Last week, Uganda deployed its military to support efforts to combat desert locusts that have been destroying crops across vast areas of east Africa for more than a month.

It’s the latest country in the region to mount a defence against the invading swarms, which have devastated crops and pasture lands in Ethiopia, Somalia, Kenya and Sudan since hatching during unexpected rainfall in Saudi Arabia at the start of the year.

A locust cloud of a square kilometre is capable of eating the same amount of food in a single day as 35,000 people, according to the United Nations. One swarm in Kenya has been measured at around 2,400sq km – roughly the size of Luxembourg – and was estimated to contain up to 200 billion insects.

There is mounting concern that the fast-breeding locusts could grow by up to 500 times in the coming weeks, as the eggs they have been laying hatch in the rains that have arrived to the region in the past month.

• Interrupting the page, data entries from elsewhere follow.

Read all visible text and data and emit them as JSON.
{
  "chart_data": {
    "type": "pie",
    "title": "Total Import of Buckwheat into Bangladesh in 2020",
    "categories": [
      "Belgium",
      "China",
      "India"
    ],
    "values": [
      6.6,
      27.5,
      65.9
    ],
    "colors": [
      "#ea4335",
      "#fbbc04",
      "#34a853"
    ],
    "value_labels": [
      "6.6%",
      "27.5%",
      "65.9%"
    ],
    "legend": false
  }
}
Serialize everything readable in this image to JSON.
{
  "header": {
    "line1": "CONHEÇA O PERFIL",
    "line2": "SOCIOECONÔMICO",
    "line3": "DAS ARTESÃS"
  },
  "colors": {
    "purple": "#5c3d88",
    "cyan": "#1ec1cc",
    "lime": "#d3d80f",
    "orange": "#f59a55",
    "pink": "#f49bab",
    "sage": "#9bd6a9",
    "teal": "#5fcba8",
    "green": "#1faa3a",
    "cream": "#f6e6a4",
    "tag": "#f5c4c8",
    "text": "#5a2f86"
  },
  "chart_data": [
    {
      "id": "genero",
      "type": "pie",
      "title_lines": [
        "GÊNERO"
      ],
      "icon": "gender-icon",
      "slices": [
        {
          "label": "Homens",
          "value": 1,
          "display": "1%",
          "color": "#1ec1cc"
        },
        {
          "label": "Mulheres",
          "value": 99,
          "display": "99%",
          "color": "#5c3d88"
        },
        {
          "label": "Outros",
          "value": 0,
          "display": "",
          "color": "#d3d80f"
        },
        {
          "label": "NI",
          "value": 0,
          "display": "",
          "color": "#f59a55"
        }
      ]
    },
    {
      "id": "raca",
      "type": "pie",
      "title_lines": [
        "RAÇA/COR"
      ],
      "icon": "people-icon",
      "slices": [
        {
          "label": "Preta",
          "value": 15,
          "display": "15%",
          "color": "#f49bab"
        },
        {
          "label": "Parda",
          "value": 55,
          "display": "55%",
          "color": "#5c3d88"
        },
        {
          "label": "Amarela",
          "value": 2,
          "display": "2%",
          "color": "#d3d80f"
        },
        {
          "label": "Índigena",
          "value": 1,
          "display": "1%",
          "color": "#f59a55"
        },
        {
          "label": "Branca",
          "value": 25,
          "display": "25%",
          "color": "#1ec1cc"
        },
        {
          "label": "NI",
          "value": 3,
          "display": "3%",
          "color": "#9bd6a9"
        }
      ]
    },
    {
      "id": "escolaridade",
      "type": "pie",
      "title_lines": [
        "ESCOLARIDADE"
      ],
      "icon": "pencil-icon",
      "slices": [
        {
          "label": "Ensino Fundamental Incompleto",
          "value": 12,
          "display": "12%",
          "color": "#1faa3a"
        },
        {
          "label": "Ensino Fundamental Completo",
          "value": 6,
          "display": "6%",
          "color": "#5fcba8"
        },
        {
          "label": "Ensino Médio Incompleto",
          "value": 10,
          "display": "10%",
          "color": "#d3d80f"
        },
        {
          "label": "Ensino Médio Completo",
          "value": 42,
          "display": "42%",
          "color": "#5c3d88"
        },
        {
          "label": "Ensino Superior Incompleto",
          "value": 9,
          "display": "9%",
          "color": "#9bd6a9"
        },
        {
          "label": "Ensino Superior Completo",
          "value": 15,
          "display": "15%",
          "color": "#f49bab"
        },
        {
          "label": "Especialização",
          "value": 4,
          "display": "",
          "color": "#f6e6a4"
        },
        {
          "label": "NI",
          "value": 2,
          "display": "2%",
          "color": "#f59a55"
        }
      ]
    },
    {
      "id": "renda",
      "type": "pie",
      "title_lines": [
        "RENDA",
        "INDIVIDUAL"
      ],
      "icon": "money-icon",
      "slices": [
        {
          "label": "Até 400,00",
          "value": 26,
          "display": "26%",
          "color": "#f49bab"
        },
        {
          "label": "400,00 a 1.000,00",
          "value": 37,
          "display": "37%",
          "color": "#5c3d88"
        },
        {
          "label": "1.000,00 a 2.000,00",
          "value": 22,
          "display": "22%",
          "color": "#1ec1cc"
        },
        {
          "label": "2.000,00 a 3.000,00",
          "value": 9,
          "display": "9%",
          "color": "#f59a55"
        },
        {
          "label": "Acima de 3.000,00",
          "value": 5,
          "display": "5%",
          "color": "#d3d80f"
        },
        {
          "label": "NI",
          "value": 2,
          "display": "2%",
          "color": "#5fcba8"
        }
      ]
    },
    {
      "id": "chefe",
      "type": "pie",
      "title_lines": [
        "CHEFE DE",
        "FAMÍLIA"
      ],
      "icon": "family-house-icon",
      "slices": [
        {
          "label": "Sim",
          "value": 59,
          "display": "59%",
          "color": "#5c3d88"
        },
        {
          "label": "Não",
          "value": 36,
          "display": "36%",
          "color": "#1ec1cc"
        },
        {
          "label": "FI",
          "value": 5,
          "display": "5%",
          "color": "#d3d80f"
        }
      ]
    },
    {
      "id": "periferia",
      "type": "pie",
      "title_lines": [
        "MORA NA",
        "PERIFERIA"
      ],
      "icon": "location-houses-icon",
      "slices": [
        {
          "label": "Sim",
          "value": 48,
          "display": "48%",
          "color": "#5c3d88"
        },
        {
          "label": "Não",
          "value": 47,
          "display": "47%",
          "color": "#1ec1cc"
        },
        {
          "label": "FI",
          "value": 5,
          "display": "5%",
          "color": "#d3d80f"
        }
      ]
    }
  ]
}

Climate change has been blamed for creating the conditions for these vast swarms, not seen on this scale in living memory. Desert locusts now pose a new threat to food production in a region that is already reeling from three years of droughts and flooding. A substantial and sustained response from the international community is already overdue.

Ray Jordan

CEO, Self Help Africa

Welfare help

The Lancet produced a report on the level of stress, and mental health problems caused by the welfare system. A lot of people think benefits are a way to an easy life: try telling that to the disabled!

Homelessness, debt and poverty have increased. So, when will government, pause, scrap, and then reform the welfare system and universal credit?

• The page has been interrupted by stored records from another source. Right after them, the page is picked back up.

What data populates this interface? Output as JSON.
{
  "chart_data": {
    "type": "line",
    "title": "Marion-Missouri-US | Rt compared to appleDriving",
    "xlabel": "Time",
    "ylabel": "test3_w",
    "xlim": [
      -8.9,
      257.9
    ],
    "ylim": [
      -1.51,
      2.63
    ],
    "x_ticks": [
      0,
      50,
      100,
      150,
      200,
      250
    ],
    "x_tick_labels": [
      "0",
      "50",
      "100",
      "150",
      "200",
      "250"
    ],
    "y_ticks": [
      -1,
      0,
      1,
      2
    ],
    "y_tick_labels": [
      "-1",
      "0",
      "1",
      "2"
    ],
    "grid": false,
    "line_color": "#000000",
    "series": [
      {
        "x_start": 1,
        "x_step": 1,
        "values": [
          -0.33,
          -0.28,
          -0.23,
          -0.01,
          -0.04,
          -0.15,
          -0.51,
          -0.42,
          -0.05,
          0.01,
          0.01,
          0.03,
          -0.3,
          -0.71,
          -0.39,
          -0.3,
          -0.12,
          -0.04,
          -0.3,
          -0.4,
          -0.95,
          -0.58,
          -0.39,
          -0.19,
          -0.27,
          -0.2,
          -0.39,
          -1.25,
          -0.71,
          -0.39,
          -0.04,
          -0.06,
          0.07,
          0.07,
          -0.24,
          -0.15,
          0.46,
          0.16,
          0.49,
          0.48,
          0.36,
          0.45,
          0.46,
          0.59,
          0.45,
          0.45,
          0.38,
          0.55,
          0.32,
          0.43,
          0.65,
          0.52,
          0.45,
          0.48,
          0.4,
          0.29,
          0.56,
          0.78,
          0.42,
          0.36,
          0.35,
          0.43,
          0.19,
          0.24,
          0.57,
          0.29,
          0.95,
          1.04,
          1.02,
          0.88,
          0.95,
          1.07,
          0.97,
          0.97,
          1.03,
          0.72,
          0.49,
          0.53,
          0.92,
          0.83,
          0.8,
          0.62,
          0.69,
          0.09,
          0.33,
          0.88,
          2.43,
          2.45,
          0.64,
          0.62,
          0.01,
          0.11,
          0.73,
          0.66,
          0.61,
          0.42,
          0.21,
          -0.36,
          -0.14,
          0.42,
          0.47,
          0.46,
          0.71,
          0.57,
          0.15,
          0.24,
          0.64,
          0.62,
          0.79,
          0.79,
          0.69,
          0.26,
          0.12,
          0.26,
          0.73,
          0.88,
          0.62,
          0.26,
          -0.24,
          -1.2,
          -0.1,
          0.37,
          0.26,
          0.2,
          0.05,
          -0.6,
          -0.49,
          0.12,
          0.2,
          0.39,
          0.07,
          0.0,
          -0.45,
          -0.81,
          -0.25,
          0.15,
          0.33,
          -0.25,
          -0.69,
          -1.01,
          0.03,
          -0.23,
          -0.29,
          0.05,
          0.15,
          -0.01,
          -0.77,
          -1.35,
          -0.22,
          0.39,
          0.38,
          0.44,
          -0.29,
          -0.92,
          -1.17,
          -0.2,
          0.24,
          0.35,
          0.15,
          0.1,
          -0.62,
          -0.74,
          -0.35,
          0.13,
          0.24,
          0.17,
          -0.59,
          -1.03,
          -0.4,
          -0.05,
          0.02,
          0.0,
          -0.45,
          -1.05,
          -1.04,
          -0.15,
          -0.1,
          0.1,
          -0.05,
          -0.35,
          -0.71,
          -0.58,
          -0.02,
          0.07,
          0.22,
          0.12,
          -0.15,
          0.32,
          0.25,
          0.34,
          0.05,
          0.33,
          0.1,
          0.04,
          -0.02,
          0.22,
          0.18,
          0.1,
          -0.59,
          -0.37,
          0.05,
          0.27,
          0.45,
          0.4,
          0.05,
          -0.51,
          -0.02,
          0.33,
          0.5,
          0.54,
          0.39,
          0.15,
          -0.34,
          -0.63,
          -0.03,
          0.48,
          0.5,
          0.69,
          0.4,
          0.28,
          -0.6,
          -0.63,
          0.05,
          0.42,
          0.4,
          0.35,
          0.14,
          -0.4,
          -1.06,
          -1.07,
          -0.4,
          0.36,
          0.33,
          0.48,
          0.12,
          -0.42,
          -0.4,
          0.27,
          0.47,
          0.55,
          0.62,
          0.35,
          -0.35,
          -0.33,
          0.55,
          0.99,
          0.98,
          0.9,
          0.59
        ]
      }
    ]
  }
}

Due to low wages, and high housing costs, we have an explosion of the “working poor”. Evictions have also increased, as landlords struggle with the debts caused by UC.

As a benefits adviser (unemployed) I still support people with claims and appeals, who knows when you might be next?

Gary Martin


Labour’s direction

The past few months has shown that sovereignty is manifestly in the hands of the people, and that those who bang the drum loudest rarely represent more than a very small percentage of the people.

For the Conservative Party to succeed in dyed-in-the-wool Labour constituencies is surely something for that party to take note of.

At present it would be very hard to know just what Labour’s objectives are, more especially as the party has become enshrouded in ideology subtly promoted by its present leader, who was, and may still be, under the illusion that his policies are most appealing and attractive to the public.

Unfortunately for him, and maybe for his party unless it is prepared to realign its direction, you can fool some of the people all of the time, and all the people some of the time, but you can’t fool all the people all the time.